Около этого времени полковник Морель говорил мне, что турки прислали «прокламацию» с требованием очистить Эрзрум. После взятия Эрзрума из разговора с командиром корпуса Кязим-беем Карабекиром я узнал, что это была вовсе не прокламация, а самое настоящее его письмо за подписью его, командира турецкого регулярного армейского корпуса.

Если на прокламацию у нас принято и должно смотреть как на анонимное, подпольное письмо, то, во всяком случае, считаю, что полковник Морель не имел права и не должен был вводить меня в заблуждение и называть официальное письмо прокламацией, скрывая, что оно подписано крупным начальником турецких военных сил.

За 24 и 25 февраля, по сведениям штаба крепости, положение на фронте не было угрожающим. Известно было, что около Теке Дереси обнаружилось скопище курдов, которое удерживается высланным туда отрядом. Около Илиджи наступавшие от Эрзрума силы отбросили противника будто бы на несколько верст назад.

26 февраля стало известно, что вышедший из Эрзрума к Теке Дереси армянский отряд окружен, разбит и остатки его позорно бегут, что Илиджинский отряд отступает тоже, почти что бегом. Было получено мною словесное распоряжение от полковника Мореля открывать огонь по наступающим. Но наступающих нигде не оказалось. С Харпутского шоссе бежали в панике расстроенные толпы отступающих армян; по Трапезундскому шоссе (л.1-56) отступали спокойно, как на походе, колоннами, не останавливаясь и не разворачиваясь.

После полудня выяснилось, что противник уже в шести верстах, около селения Гезя, и стали видны сами наступающие, которых оказалось, на мой взгляд, не более полутора тысяч.

Количество было ничтожное, но они не произвели на меня впечатления совершенно необученной курдской шайки. Видно было, что они обучены, и ими твердо управляют. Только небольшое количество пеших и избыток кавалерии позволяли думать, что это не регулярные войска, а организованные курды.

Отступающие же производили жалкое и возмутительно гнусное впечатление. Они то рассыпались около шоссе в коротенькие жидкие цепи, то опять собирались; видно было, что главные их чувства — страх и боязнь двинуться вперед. Андраник выехал вперед развернувшейся все же жидкой цепи; они поднялись, немного прошли было вперед, но снова залегли и уже больше не поднимались.

Орудийный огонь продолжался у нас до вечера и был прекращен с наступлением темноты. Само собой разумеется, что с началом обороны от нашествия курдов, каким все мы считали это дело, всякие разговоры об уходе отошли в сторону и каждый офицер честно выполнял все, что требовалось от него боевой обстановкой. Каждому было ясно, что уходить теперь — это значило навсегда приобрести себе имя труса и предателя. Необходимо было сначала покончить с нападением.

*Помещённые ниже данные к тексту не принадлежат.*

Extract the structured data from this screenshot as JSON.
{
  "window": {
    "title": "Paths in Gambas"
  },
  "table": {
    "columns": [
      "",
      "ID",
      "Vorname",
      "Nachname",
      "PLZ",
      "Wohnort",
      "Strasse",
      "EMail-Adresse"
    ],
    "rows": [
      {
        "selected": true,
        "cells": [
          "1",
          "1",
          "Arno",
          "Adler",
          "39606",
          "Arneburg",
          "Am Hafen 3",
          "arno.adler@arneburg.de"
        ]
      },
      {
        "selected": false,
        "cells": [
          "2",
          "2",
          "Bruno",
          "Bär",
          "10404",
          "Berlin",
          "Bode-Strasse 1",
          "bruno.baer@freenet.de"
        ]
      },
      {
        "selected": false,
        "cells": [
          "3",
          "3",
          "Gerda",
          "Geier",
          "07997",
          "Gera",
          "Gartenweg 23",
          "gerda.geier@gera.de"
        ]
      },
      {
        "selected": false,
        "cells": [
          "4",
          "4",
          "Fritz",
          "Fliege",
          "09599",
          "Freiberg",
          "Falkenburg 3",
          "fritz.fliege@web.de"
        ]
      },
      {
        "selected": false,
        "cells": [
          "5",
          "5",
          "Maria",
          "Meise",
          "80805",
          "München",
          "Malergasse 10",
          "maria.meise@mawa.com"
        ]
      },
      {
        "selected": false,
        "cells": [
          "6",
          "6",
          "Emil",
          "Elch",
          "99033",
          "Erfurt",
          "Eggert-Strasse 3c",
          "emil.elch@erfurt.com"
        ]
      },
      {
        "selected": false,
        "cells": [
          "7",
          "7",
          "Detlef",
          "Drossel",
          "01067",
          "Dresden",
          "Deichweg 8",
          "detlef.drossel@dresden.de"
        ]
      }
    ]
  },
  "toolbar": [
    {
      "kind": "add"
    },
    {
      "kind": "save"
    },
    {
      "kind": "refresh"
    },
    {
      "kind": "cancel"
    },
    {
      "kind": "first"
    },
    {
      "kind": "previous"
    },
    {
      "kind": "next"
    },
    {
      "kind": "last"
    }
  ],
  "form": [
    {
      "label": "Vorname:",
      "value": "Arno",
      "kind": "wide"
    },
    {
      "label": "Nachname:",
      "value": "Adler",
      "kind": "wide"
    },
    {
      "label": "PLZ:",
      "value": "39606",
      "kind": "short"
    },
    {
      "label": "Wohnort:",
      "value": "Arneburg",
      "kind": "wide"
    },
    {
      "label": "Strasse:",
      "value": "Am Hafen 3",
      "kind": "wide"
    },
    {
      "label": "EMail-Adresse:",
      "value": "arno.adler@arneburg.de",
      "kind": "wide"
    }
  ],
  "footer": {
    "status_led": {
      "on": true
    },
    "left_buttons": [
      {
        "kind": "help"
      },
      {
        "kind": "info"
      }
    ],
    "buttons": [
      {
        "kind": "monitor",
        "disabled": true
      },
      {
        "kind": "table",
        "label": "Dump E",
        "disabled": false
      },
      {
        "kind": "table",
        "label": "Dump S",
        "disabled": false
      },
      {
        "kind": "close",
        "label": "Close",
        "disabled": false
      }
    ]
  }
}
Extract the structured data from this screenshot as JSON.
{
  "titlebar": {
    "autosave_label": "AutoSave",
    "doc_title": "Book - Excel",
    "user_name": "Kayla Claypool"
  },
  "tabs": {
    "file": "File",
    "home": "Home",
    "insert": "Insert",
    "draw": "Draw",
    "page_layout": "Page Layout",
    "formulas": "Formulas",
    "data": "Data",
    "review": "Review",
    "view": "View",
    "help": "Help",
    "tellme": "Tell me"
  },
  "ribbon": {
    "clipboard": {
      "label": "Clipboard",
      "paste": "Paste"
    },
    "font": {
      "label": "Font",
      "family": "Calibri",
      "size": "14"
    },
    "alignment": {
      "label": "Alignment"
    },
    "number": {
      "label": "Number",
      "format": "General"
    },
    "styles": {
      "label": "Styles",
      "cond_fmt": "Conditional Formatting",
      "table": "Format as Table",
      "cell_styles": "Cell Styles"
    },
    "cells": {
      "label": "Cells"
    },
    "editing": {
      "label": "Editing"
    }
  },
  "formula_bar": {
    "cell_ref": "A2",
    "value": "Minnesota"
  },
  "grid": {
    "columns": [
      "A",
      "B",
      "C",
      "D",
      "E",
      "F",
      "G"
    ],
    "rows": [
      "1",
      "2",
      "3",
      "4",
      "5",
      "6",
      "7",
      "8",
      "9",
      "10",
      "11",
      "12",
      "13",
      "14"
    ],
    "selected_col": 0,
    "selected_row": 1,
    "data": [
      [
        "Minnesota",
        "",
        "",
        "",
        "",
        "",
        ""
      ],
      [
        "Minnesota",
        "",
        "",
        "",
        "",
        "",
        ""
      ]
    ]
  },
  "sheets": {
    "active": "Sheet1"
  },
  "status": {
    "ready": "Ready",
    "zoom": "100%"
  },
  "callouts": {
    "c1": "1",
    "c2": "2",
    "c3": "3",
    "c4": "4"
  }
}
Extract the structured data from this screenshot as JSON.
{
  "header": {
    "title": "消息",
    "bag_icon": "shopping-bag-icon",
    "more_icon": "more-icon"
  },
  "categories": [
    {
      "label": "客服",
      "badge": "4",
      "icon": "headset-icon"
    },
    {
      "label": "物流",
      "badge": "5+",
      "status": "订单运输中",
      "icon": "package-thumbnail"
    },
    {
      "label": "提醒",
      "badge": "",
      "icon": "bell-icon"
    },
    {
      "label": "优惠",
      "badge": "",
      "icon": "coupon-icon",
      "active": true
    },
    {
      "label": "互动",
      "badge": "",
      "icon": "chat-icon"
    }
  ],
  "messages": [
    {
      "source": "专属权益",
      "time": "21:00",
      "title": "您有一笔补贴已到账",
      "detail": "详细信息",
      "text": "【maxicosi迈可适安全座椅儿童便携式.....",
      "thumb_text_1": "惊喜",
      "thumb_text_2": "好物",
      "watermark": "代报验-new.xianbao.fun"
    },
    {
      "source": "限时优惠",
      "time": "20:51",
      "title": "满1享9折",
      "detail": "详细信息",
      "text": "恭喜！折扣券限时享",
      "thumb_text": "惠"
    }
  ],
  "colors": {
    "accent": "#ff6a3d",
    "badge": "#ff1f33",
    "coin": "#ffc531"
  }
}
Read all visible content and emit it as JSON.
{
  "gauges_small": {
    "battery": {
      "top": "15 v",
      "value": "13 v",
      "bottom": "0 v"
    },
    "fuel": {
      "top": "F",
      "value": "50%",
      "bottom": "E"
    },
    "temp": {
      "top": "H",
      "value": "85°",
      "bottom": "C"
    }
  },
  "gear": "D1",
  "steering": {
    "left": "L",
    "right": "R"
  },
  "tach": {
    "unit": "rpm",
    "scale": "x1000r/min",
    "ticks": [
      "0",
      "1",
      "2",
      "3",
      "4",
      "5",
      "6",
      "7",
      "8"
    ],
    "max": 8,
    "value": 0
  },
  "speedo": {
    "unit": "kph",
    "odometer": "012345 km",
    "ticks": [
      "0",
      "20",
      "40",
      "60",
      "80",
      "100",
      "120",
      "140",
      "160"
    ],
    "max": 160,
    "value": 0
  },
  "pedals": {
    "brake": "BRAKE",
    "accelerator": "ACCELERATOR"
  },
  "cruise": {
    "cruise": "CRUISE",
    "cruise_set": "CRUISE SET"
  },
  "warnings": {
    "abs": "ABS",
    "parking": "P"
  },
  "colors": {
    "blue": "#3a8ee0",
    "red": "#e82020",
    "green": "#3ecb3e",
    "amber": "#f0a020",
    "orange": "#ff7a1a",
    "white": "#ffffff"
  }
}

В этот день я увидел, как армянские войска понимают назначение артиллерии и как держат себя с нею в бою (л.1-57). Пушки мои на укреплении Беюк Киреметли были на версту впереди пехоты, которая вся прижалась к Харпутским воротам и дальше двигаться вперед, чтобы прикрыть артиллерию, никоим образом не хотела.

Обратил я внимание в этот день также и на то, что солдаты, бежавшие в паническом ужасе от Теке Дереси, все же не забывали забирать с собой и угонять скот жителей из попутных деревень и убивать попадавшихся на пути безоружных одиночных местных жителей.

Наступление противника на город произошло, по-видимому, неожиданно для штаба. Диспозиции для боя никакой издано не было; а может, и была, не могу уверять, но ко мне она не попала. Раньше я слышал, что составлялось расписание занятия пехотой главной городской ограды на случай тревоги извне, но и это расписание ко мне не попадало.

Задача моя была проста: держать курдов на дистанции орудийного выстрела от линии укреплений города. В поле же с пехотой были горные пушки, в мое подчинение не входившие.

Весь этот день и накануне милиция собирала по городу мужчин турок, не только годных к работе, но и стариков и калек. На вопросы объясняли, что набирают рабочих для расчистки занесенного снегом железнодорожного пути.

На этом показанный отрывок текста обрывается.